The Douro Valley is one of those wine regions that should be on everyone’s bucket list. Its incredibly steep slopes are cut into terraces – locally known as patamares – allowing for the cultivation of vines.

The Douro is best known for producing Port – a sweet, fortified wine which is famous for its longevity. This traditional wine is more diverse than many might think – from the long-lived vintage ports to fresher, nutty tawnies – as well as white port which makes a very delicious aperitif when mixed with tonic and ice. I have even heard of rosé Port production, but am not entirely sure why anybody would want to drink such a thing.

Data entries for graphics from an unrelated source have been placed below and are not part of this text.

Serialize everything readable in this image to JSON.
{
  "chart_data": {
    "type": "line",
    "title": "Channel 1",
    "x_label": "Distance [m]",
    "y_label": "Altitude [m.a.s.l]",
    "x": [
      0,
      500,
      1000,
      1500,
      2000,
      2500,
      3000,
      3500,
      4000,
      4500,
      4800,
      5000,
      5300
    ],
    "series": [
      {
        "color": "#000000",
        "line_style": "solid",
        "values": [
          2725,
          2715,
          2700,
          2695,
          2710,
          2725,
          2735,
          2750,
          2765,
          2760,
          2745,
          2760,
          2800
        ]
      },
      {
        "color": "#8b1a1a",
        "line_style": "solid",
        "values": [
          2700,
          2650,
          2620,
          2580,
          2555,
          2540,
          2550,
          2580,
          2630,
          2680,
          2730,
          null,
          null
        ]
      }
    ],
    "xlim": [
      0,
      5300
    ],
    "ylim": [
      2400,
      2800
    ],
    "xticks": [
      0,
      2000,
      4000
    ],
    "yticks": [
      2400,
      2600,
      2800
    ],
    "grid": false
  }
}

Then there are the red and white wines from the region. These are inevitably blends, made up of the relatively obscure grape varieties which are native to the region. Touriga Nacional, Touriga Franca and Tinta Roriz feature in the reds, while Viosinho and Gouveio are regular white grapes used. For the red wines, think of rich, full-bodied fruity bottles, often with a spicy character and toasty oak notes. The white wines are surprisingly restrained when you consider the high temperatures of the region, and make excellent companions to light, seafood dishes.

Recommendation: Quinta de la Rosa Branco, Douro –  A traditional and delicious Portuguese blend with notes of greengage and honeysuckle. The schist and granite soils in these vineyards, among the most prized terroir in the Douro, give this wine a remarkable tension and minerality on the finish.